For one thing, they thought they were the only ones, Magart said. They didn’t realize that the priests also had targeted their friends, cousins, even brothers. The secret was buried so deeply within each victim that only in the past year or so have they been able to tell their stories.

“I had tucked this all away – way back, buried it, I hadn’t looked at it for years and years,” said Magart, who recently retired from Alcoa. “This stuff is still coming out. … I want these people (church officials) to admit there was wrongdoing. … I want to hear them say they’re sorry, and I want to be able to believe it when I hear it.”

Standing outside St. Mary, an old, white church with a steeple in downtown Chewelah, he and six other men who were abused in the parish smoked cigarettes and talked about how the secret was hidden for so long.

“It’s mind-boggling, the power they held over us,” Magart said.

“They still do,” said Bill Bordwell, another O’Malley victim.

The bishop has repeatedly apologized to victims of abuse. O’Donnell was removed from ministry in the mid-1980s; O’Malley now is retired and living in Ireland. In his message addressed to those molested by clergy, he wrote: “I have heard you plead for someone like me to say over and over again: Yes, I believe these terrible things happened to you. You are not to blame. We accept responsibility for your suffering. We will treat you with respect, gentleness and caring. We will provide you with counseling.”

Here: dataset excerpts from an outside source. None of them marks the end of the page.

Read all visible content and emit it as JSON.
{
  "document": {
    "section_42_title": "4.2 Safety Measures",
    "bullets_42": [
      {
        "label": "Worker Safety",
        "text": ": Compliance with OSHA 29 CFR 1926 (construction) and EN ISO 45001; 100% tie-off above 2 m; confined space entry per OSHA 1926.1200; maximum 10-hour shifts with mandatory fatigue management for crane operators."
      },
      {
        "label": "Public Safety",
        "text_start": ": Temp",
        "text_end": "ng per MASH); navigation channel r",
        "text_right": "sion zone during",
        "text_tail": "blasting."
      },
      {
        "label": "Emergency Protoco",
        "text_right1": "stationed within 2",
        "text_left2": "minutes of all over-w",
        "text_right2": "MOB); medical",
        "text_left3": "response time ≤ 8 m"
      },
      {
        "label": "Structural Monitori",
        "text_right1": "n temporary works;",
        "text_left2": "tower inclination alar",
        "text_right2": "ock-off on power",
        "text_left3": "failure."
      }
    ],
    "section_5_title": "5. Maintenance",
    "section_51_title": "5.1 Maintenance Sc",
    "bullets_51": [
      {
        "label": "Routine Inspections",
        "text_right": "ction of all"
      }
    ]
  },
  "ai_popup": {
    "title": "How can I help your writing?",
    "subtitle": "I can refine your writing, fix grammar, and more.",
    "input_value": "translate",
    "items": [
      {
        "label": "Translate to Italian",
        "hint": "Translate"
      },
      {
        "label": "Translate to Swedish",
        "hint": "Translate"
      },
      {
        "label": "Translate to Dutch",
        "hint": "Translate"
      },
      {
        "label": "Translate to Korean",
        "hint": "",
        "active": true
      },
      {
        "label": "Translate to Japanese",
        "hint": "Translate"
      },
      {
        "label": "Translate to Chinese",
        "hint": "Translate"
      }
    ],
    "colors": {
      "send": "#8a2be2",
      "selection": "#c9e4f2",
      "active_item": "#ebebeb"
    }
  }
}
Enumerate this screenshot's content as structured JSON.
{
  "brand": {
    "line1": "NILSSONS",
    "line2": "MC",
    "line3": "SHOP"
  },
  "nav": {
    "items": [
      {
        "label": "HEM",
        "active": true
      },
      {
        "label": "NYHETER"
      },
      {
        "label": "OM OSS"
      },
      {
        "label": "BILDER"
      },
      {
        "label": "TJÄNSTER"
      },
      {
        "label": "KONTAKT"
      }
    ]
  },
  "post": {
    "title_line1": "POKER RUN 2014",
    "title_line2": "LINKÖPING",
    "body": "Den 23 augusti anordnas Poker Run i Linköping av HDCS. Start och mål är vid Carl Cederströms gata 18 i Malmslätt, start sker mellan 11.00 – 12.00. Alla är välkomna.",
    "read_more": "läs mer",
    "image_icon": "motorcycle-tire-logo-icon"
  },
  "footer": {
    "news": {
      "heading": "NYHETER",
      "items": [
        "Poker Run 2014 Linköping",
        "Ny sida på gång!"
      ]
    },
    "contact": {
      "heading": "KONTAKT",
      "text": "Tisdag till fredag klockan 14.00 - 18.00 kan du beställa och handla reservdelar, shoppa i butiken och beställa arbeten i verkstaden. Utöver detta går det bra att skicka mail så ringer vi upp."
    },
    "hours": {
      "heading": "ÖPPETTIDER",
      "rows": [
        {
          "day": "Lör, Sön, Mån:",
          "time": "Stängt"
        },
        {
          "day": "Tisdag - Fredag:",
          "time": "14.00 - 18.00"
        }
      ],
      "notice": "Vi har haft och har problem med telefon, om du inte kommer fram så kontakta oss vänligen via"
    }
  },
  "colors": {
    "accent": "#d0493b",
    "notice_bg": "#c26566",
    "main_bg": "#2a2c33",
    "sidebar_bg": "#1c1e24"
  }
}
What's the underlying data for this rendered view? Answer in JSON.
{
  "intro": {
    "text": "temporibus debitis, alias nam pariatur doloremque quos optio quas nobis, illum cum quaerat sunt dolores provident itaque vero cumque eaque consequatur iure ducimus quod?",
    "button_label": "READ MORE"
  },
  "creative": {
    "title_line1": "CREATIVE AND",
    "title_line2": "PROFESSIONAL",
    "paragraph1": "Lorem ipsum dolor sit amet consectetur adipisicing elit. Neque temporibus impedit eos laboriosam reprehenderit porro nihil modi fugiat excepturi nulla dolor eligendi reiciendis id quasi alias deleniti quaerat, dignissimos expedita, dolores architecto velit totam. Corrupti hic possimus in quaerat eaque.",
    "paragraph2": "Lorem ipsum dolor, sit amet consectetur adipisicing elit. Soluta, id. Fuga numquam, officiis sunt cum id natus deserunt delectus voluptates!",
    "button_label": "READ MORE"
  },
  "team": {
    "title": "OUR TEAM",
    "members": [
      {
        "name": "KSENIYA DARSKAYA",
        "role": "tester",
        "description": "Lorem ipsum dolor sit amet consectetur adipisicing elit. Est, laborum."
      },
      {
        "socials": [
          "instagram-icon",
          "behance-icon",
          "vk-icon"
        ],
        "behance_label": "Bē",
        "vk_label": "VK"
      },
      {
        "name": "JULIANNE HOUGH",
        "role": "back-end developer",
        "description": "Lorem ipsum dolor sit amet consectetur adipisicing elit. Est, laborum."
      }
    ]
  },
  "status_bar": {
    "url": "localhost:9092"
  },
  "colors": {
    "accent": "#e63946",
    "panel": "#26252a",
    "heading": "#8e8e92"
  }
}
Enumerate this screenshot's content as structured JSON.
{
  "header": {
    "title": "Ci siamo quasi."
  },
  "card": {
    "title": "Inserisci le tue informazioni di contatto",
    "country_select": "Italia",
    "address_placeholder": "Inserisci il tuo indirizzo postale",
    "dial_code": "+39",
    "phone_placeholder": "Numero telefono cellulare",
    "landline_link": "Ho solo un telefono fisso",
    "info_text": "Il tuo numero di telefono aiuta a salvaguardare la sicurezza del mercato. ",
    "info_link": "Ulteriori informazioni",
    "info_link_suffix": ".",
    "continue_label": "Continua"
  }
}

A number of victims, however, say his actions – particularly his decision to file for bankruptcy protection – do not match his words. While diocese attorneys have said that they never knew of some of these victims until lawsuits were filed, there are some, such as Mike Shea, a victim of Reinard Beaver, who say they never would have sued had the church showed more sympathy and acknowledged a cover-up of the crimes.

“Unless somebody has been a victim of sexual abuse, there’s no way to understand the kind of pain and chaos involved,” said Kent Hoffman, a Spokane psychotherapist who has spent three decades counseling victims of childhood sexual abuse.

“The fundamental experience is one of abandonment,” he said. “The core problem of sexual abuse is that the person I need to turn to for support is the very person perpetrating that abuse. It’s unbelievably more complex when the representative of God has done it to you.”

There’s a lack of empathy, however, for those who have survived this ordeal, Hoffman said. It’s easy for people to say, “Get over it,” he said, but for victims, the road to healing is often pockmarked with shame, anger and grief.

“You just don’t get over sexual abuse, you work with it,” he said. “But to do that, you need a sense of trust.”


But most victims who have filed lawsuits say they don’t trust the diocese, even when it comes to protecting children now. Despite the bishop’s words, many say they don’t sense true remorse or accountability.

In fact, some victims say that filing for bankruptcy hasn’t made it fair for victims; it has only shifted the blame to those who have been abused.

Because the assets of individual churches and schools are at stake, some parishioners fear that they will lose programs for the poor and other services because the victims want money from the church.

“It’s disheartening to hear we’re being blamed for the current state of affairs,” said Coston, 41. “But it’s the diocese that made this decision.”

He and other victims don’t want to destroy the diocese, he said. “I function within that environment. Vengeance would be taking down the system, and I don’t want that. … At the same time, the diocese is not acting in good faith.”

However, the church needs to get more “than just a slap on the wrist” for allowing pedophiles to prey on children, said Duane Rasmussen, an attorney for Magart and many other victims of abuse.

“The amount of money is a measure of the degree to which the church will be held accountable. Unfortunately, there aren’t any other remedies. … How much the church is required to pay would indicate the seriousness of this problem.”